When Emma Corfield stepped back into the old Clay Theatre, she no longer recognized it.
The place where her parents held her third grade birthday party looked nothing like the movie goer’s paradise it once was.
The floor was ripped out, the seats torn out from their holdings. The upstairs section was nearly gone.
This was where Corfield wanted her wedding ceremony.
“I mean, it looked awful,” Corfield said. “But I really, really trusted them. And they did a really good job of sharing the vision with my mom and I.”
In April of 2019 – more than eight months after she walked into the facility in disarray - Emma and Ty Corfield became the first couple married at the historic Clay Theatre.
“The theatre was just like everything we could have imagined,” Emma Corfield said. “It was perfect.”
Local residents flocked to the Clay Theatre regularly in the 20th century. The upstairs section was for African Americans only, with a side entrance only accessible from the outside. Later on, the upstairs was closed as seating was reduced.

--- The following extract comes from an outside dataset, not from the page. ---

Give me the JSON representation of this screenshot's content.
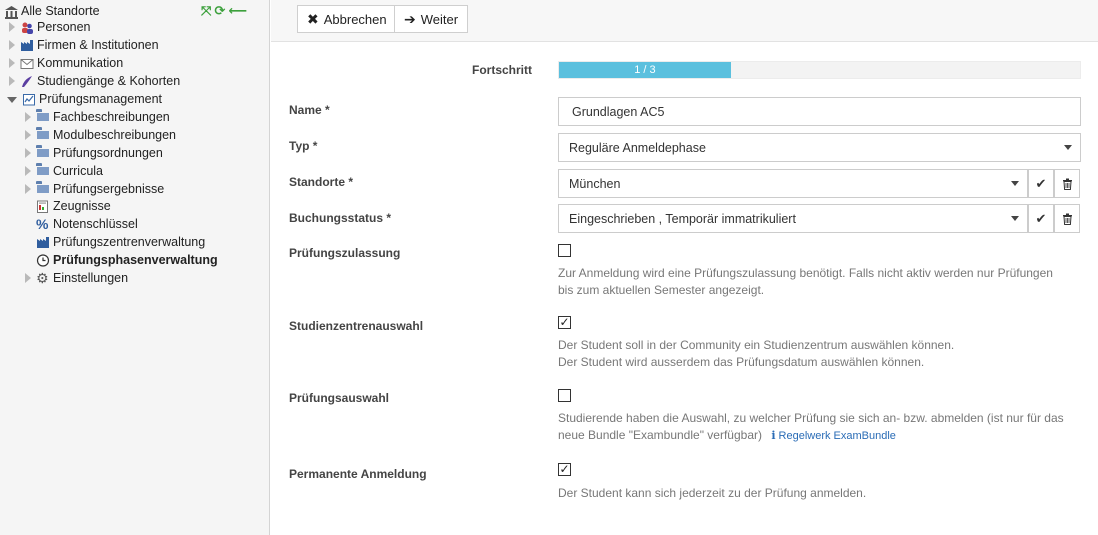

A lack of modernization and the opening of newer mega-cinemas in the area led to a dwindling fan base at the turn of the century. Throughout the 2000s, various owners attempted to bring the theatre back to its former glory, but nothing tried was sustainable.

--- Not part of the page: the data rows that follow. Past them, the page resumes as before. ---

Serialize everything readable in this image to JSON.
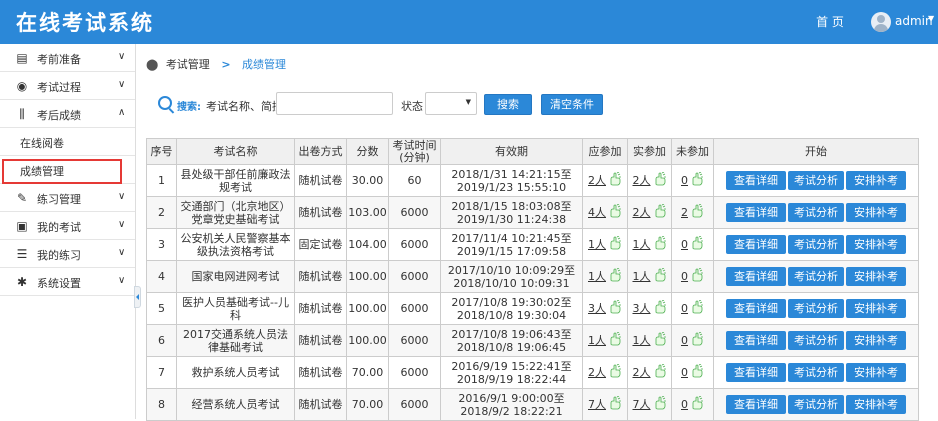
{
  "app": {
    "title": "在线考试系统"
  },
  "header": {
    "home": "首 页",
    "user": "admin"
  },
  "sidebar": {
    "items": [
      {
        "label": "考前准备",
        "icon": "document-icon",
        "chevron": "∨"
      },
      {
        "label": "考试过程",
        "icon": "eye-icon",
        "chevron": "∨"
      },
      {
        "label": "考后成绩",
        "icon": "sliders-icon",
        "chevron": "∧"
      },
      {
        "label": "练习管理",
        "icon": "wrench-icon",
        "chevron": "∨"
      },
      {
        "label": "我的考试",
        "icon": "clipboard-icon",
        "chevron": "∨"
      },
      {
        "label": "我的练习",
        "icon": "list-icon",
        "chevron": "∨"
      },
      {
        "label": "系统设置",
        "icon": "gear-icon",
        "chevron": "∨"
      }
    ],
    "sub_items": [
      "在线阅卷",
      "成绩管理"
    ]
  },
  "breadcrumb": {
    "parent": "考试管理",
    "separator": ">",
    "current": "成绩管理"
  },
  "search": {
    "label": "搜索:",
    "name_label": "考试名称、简拼",
    "name_value": "",
    "status_label": "状态",
    "status_value": "",
    "search_button": "搜索",
    "clear_button": "清空条件"
  },
  "table": {
    "headers": [
      "序号",
      "考试名称",
      "出卷方式",
      "分数",
      "考试时间\n(分钟)",
      "有效期",
      "应参加",
      "实参加",
      "未参加",
      "开始"
    ],
    "actions": [
      "查看详细",
      "考试分析",
      "安排补考"
    ],
    "rows": [
      {
        "no": "1",
        "name": "县处级干部任前廉政法规考试",
        "mode": "随机试卷",
        "score": "30.00",
        "time": "60",
        "period": "2018/1/31 14:21:15至2019/1/23 15:55:10",
        "should": "2人",
        "actual": "2人",
        "absent": "0"
      },
      {
        "no": "2",
        "name": "交通部门（北京地区）党章党史基础考试",
        "mode": "随机试卷",
        "score": "103.00",
        "time": "6000",
        "period": "2018/1/15 18:03:08至2019/1/30 11:24:38",
        "should": "4人",
        "actual": "2人",
        "absent": "2"
      },
      {
        "no": "3",
        "name": "公安机关人民警察基本级执法资格考试",
        "mode": "固定试卷",
        "score": "104.00",
        "time": "6000",
        "period": "2017/11/4 10:21:45至2019/1/15 17:09:58",
        "should": "1人",
        "actual": "1人",
        "absent": "0"
      },
      {
        "no": "4",
        "name": "国家电网进网考试",
        "mode": "随机试卷",
        "score": "100.00",
        "time": "6000",
        "period": "2017/10/10 10:09:29至2018/10/10 10:09:31",
        "should": "1人",
        "actual": "1人",
        "absent": "0"
      },
      {
        "no": "5",
        "name": "医护人员基础考试--儿科",
        "mode": "随机试卷",
        "score": "100.00",
        "time": "6000",
        "period": "2017/10/8 19:30:02至2018/10/8 19:30:04",
        "should": "3人",
        "actual": "3人",
        "absent": "0"
      },
      {
        "no": "6",
        "name": "2017交通系统人员法律基础考试",
        "mode": "随机试卷",
        "score": "100.00",
        "time": "6000",
        "period": "2017/10/8 19:06:43至2018/10/8 19:06:45",
        "should": "1人",
        "actual": "1人",
        "absent": "0"
      },
      {
        "no": "7",
        "name": "救护系统人员考试",
        "mode": "随机试卷",
        "score": "70.00",
        "time": "6000",
        "period": "2016/9/19 15:22:41至2018/9/19 18:22:44",
        "should": "2人",
        "actual": "2人",
        "absent": "0"
      },
      {
        "no": "8",
        "name": "经营系统人员考试",
        "mode": "随机试卷",
        "score": "70.00",
        "time": "6000",
        "period": "2016/9/1 9:00:00至2018/9/2 18:22:21",
        "should": "7人",
        "actual": "7人",
        "absent": "0"
      }
    ]
  }
}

“In this modern time with all the streaming services and all the other different competition for a family’s money and time, it’s difficult to take a family to the theatre,” said Green Cove Springs Mayor Steven Kelley. “We have a family of five to take out there. You’re spending nearly 100 bucks to go watch a movie.”
The venue remained largely dormant the past decade.
Daniel and Andrea Vallencourt purchased the theatre in 2017, soon after they had gotten married themselves. They wanted to create an event facility that maintained the character of a building from the 1930s.
“We’re unique,” Daniel Vallencourt said. “There’s never going to be another 80-year-old movie theatre in town that you can have your wedding at. So the history of it is what makes it important.”
After the purchase, the couple spent a hefty amount of time and money making repairs to the theatre.
“Once we started getting into the bones of it and pulling off the first layer of it, we did see a lot of things that just had to be changed and weren’t safe,” Daniel Vallencourt said. “The way the upstairs was constructed was very unsafe. If you were to step in the wrong spot, you could have fallen through the ceiling.”
Apart from the indoor renovations, the couple needed to make outdoor improvements. They decided to keep the outside looking largely the same, with a few minor fixes made.
They also decided to stick with the name.
“We’ve had people say ‘I married my husband 56 years ago and our first date was at the Clay Theatre’”, Vallencourt said. “We couldn’t change the name. Our brand is the Clay Theatre, and the history behind it.”
When they announced that the theatre wouldn’t be used for movies anymore, some local residents criticized the change.
Others believed changes were imminent.
“The reality is that it was tough to compete with the digital screens and the IMAX and those kinds of things,” said Green Cove Springs Vice-Mayor Van Royal. “It just wasn’t set up for that.”
City officials see the theatre as the initial starting point for the small city’s growth.
“There was certainly a lull and a bit of a struggle to find our way,” Royal said. “We knew that growth was going to come but we couldn’t seem to get that spark. And that theatre has been a huge spark for our entire community.”
Daniel Vallencourt said the theatre is already bringing in people who had no prior knowledge of Green Cove Springs.
“We have a bride in July that lives in Miami,” Vallencourt said. “We have a bride that lives in Austin, Texas. So what’s happening is you have people who aren’t just passing through Green Cove anymore - who otherwise would. They’re coming to Green Cove and seeing the Spring Park.”
And with extra eyes comes extra business.
“That draw of the theatre, I mean, it’s going to bring in 180 people and possibly their families and other vendors and things like that,” Kelley said. “It’ll really expose them to the changes and everything that is happening in Green Cove Springs.”
By the theatre’s grand opening on April 18, the venue had already booked 55 weddings.
“To start with that, that was probably five times more than I even could’ve hoped for,” Daniel Vallencourt said. “That was really, really awesome.”
Patti Millican, who is Emma’s mom, worked as a school teacher in Clay County for 26 years. For field trips, the students would go to the Clay Theatre and she would enjoy a day at the movies with the kids.
She also held Emma’s third grade birthday party at the theatre. Earlier this year, she watched her daughter become the first bride married at the Clay Theatre.
“To me, it was just the connection to the community,” Millican said. “You know, choosing something that she was connected to that had been a part of her childhood…it wasn’t just a pretty place to get married.”
After being married in the place that Emma and her fiancé went on movie dates, the newlyweds went to Spring Park across the street to take pictures at the spot where they took their prom pictures in high school.
“It was like a fairy tale,” Millican said.